An appearance at an upcoming South Carolina fundraiser might be a sign that Jeb Bush plans to run for the Republican Party’s 2016 presidential nomination. Bush, the former governor of Florida, will be the star at a private Oct. 23 fundraiser for South Carolina Gov. Nikki Haley. Held at the Capital City Club, the event offers couples who have pledged $10,000 for Haley's re-election bid a chance to participate in a “roundtable discussion” with Bush.

Other donors are invited to a private reception and a photo opportunity with Bush, according to a copy of the invitation obtained by CNN. South Carolina, which hosts one of the early primaries, historically has been a key state for Republican Party nominees.   

Political analysts have been waiting to see if Bush will enter the 2016 presidential race. According to friends, the former governor will make his decision after the November midterm elections. He is said to be preparing his positions on issues outside his traditional areas of education and immigration policy, CNBC reports.

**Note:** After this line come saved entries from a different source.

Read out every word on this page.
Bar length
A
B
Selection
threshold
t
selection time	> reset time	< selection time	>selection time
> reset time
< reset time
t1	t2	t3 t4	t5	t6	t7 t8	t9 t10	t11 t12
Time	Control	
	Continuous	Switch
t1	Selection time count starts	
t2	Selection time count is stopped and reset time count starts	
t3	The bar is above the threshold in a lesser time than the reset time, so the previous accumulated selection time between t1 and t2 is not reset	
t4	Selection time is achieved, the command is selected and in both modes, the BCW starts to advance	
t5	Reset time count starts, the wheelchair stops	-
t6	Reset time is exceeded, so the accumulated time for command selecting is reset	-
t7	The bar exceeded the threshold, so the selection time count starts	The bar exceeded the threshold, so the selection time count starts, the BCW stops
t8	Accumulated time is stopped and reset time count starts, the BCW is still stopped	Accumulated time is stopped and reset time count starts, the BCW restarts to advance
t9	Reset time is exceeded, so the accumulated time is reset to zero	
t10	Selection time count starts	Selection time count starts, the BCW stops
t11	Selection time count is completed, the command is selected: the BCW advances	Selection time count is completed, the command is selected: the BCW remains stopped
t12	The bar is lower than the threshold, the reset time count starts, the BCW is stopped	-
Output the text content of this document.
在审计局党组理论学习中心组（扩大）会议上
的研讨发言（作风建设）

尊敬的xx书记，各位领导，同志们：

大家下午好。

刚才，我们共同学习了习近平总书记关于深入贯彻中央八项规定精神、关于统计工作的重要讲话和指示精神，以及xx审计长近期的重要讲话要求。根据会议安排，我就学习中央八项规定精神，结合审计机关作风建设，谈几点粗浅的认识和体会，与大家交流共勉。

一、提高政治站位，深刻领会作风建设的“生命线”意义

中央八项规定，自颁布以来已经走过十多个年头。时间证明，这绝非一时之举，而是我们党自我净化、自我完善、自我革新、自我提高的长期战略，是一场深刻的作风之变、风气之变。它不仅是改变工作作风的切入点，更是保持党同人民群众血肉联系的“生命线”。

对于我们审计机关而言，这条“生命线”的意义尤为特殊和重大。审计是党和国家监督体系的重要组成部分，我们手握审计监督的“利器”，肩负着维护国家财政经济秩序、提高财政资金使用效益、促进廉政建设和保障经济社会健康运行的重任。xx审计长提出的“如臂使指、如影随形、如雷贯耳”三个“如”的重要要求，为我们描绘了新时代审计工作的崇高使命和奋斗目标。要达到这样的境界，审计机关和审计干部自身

"I think the chances are better than 50-50 that he runs, and that is based on some conversations I've had with members of the Bush family," Jim Nicholson, a Bush supporter who served in President George W. Bush's cabinet, told the Wall Street Journal. Members of Bush’s inner circle told CNBC his family is a primary concern. Bush’s wife, Columba, reportedly is not a fan of the political limelight.

Bush may be more concerned right now with his business career than his political future. According to state and federal records, Britton Hill Holdings, a Florida private equity and business advisory group Bush chairs, has raised at least $66.4 million from domestic and foreign investors in the past three years. The profits stem from nearly a dozen kinds of investment entities ranging from privatized emergency response to driverless cars, CBS reported.

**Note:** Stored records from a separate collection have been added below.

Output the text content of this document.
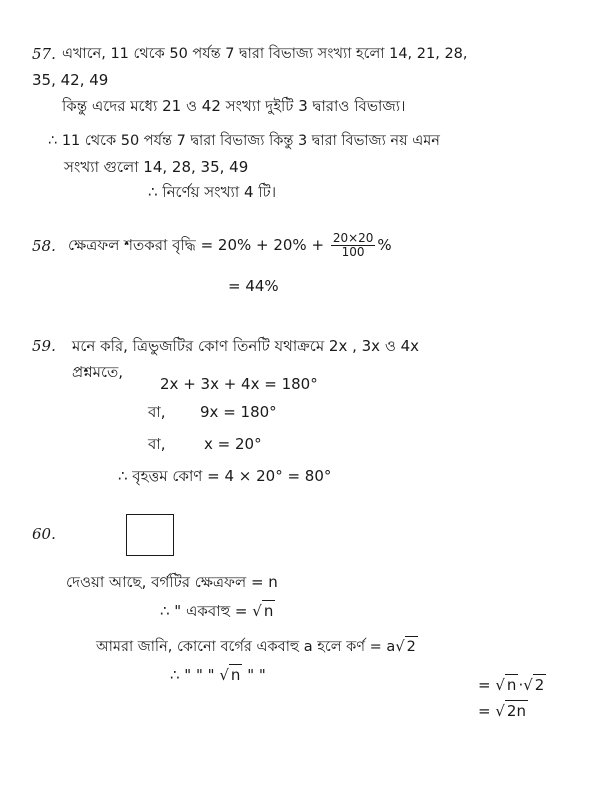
57. এখানে, 11 থেকে 50 পর্যন্ত 7 দ্বারা বিভাজ্য সংখ্যা হলো 14, 21, 28,
35, 42, 49
কিন্তু এদের মধ্যে 21 ও 42 সংখ্যা দুইটি 3 দ্বারাও বিভাজ্য।
∴ 11 থেকে 50 পর্যন্ত 7 দ্বারা বিভাজ্য কিন্তু 3 দ্বারা বিভাজ্য নয় এমন
সংখ্যা গুলো 14, 28, 35, 49
∴ নির্ণেয় সংখ্যা 4 টি।
58. ক্ষেত্রফল শতকরা বৃদ্ধি = $20\% + 20\% + \frac{20\times 20}{100}$ %
= 44%
59. মনে করি, ত্রিভুজটির কোণ তিনটি যথাক্রমে 2x , 3x ও 4x
প্রশ্নমতে,
2x + 3x + 4x = 180°
বা, 9x = 180°
বা,	x = 20°
∴ বৃহত্তম কোণ = 4 × 20° = 80°
60.
দেওয়া আছে, বর্গটির ক্ষেত্রফল = n
∴ " একবাহু = √ n
আমরা জানি, কোনো বর্গের একবাহু a হলে কর্ণ = a√ 2
∴ " " " √ n " "
= √ n ·√ 2
= √ 2n
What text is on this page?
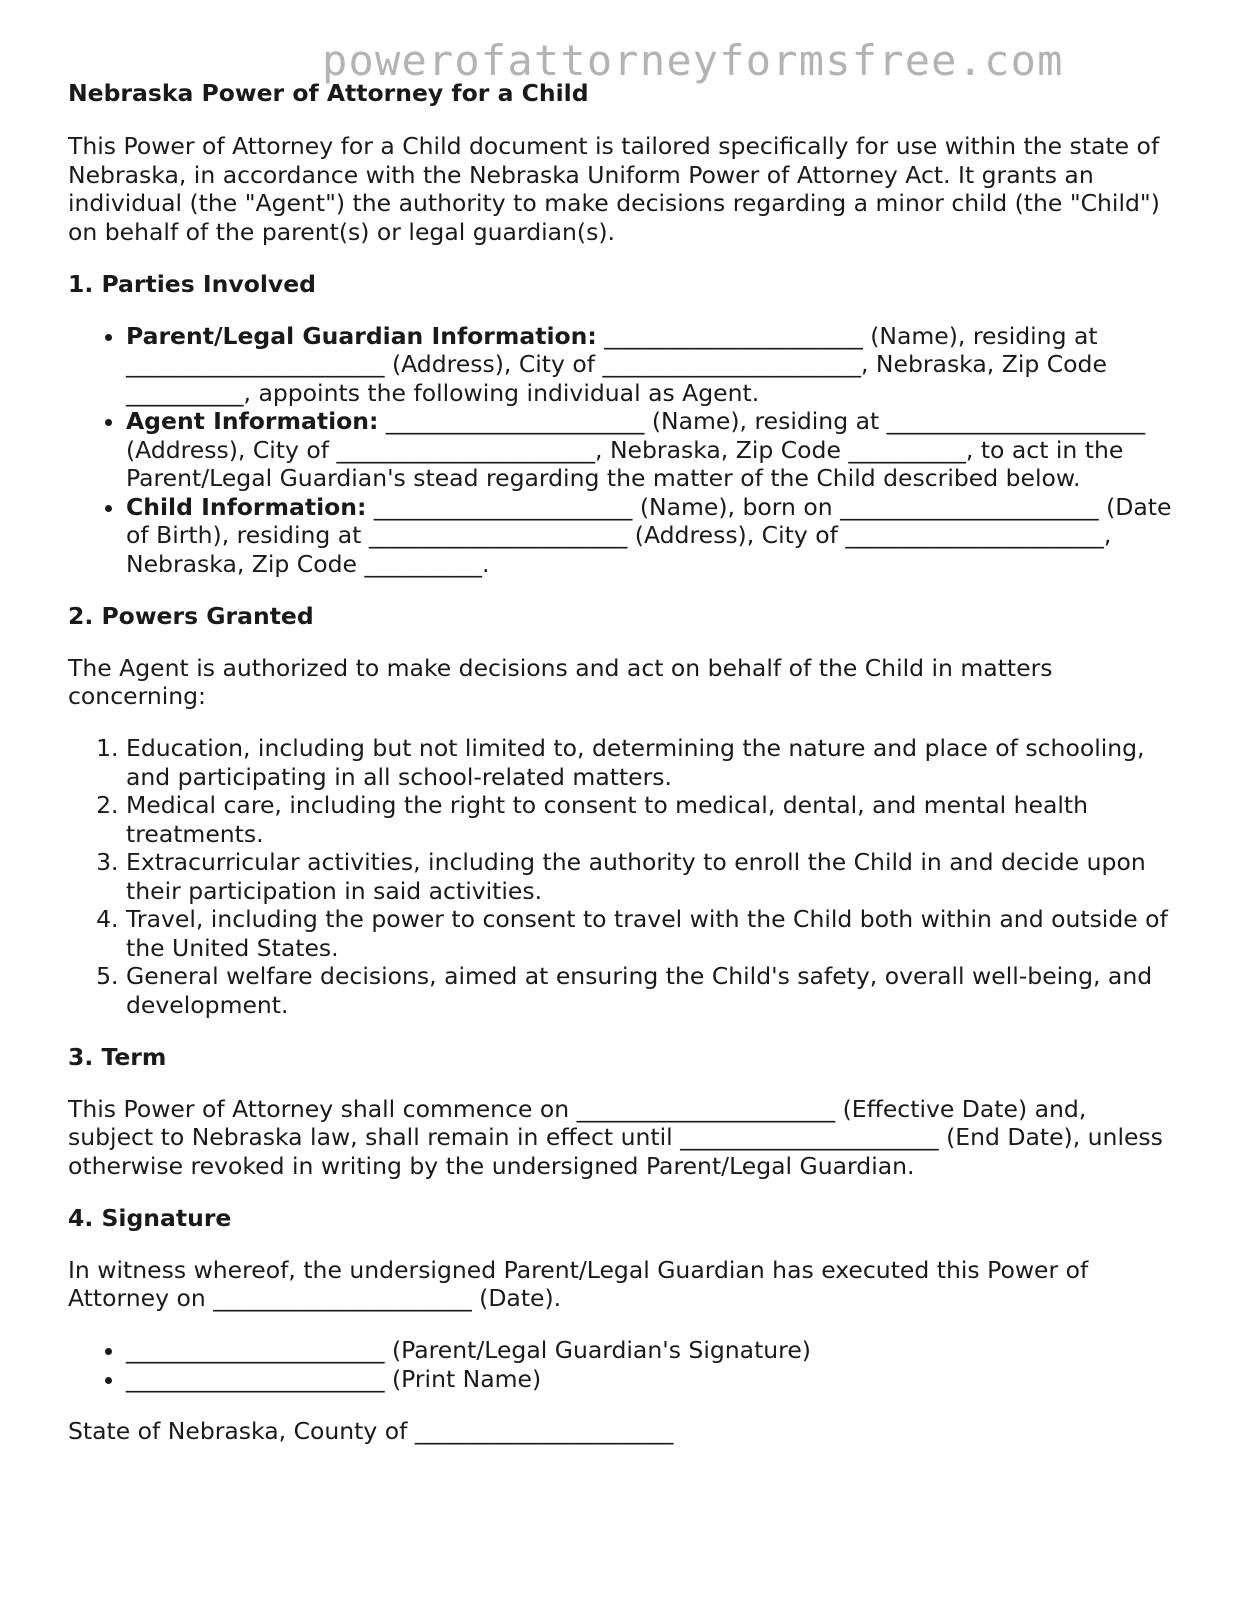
powerofattorneyformsfree.com
Nebraska Power of Attorney for a Child

This Power of Attorney for a Child document is tailored specifically for use within the state of Nebraska, in accordance with the Nebraska Uniform Power of Attorney Act. It grants an individual (the "Agent") the authority to make decisions regarding a minor child (the "Child") on behalf of the parent(s) or legal guardian(s).

1. Parties Involved
• Parent/Legal Guardian Information: ______________________ (Name), residing at ______________________ (Address), City of ______________________, Nebraska, Zip Code __________, appoints the following individual as Agent.
• Agent Information: ______________________ (Name), residing at ______________________ (Address), City of ______________________, Nebraska, Zip Code __________, to act in the Parent/Legal Guardian's stead regarding the matter of the Child described below.
• Child Information: ______________________ (Name), born on ______________________ (Date of Birth), residing at ______________________ (Address), City of ______________________, Nebraska, Zip Code __________.
2. Powers Granted

The Agent is authorized to make decisions and act on behalf of the Child in matters concerning:

1. Education, including but not limited to, determining the nature and place of schooling, and participating in all school-related matters.
2. Medical care, including the right to consent to medical, dental, and mental health treatments.
3. Extracurricular activities, including the authority to enroll the Child in and decide upon their participation in said activities.
4. Travel, including the power to consent to travel with the Child both within and outside of the United States.
5. General welfare decisions, aimed at ensuring the Child's safety, overall well-being, and development.
3. Term

This Power of Attorney shall commence on ______________________ (Effective Date) and, subject to Nebraska law, shall remain in effect until ______________________ (End Date), unless otherwise revoked in writing by the undersigned Parent/Legal Guardian.

4. Signature

In witness whereof, the undersigned Parent/Legal Guardian has executed this Power of Attorney on ______________________ (Date).

• ______________________ (Parent/Legal Guardian's Signature)
• ______________________ (Print Name)

State of Nebraska, County of ______________________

If Bush decides to run, he will most likely be pressured to release his personal tax returns and disclose details surrounding his business activity since he left office in 2007. While there is nothing suggesting any wrongdoing with his business dealings, disclosure could bring unwanted attention -- something with which Mitt Romney dealt during the 2012 presidential campaign.

For now, Bush is denying any participation in the upcoming race. Kristy Campbell, Bush’s spokeswoman told CBS, he "is not currently a candidate for office. He's a businessman."

"A lot of people are waiting to see what Dad does,” Jeb Bush Jr., one of Bush’s three sons, told the Wall Street Journal. "There's a lot of pressure to run."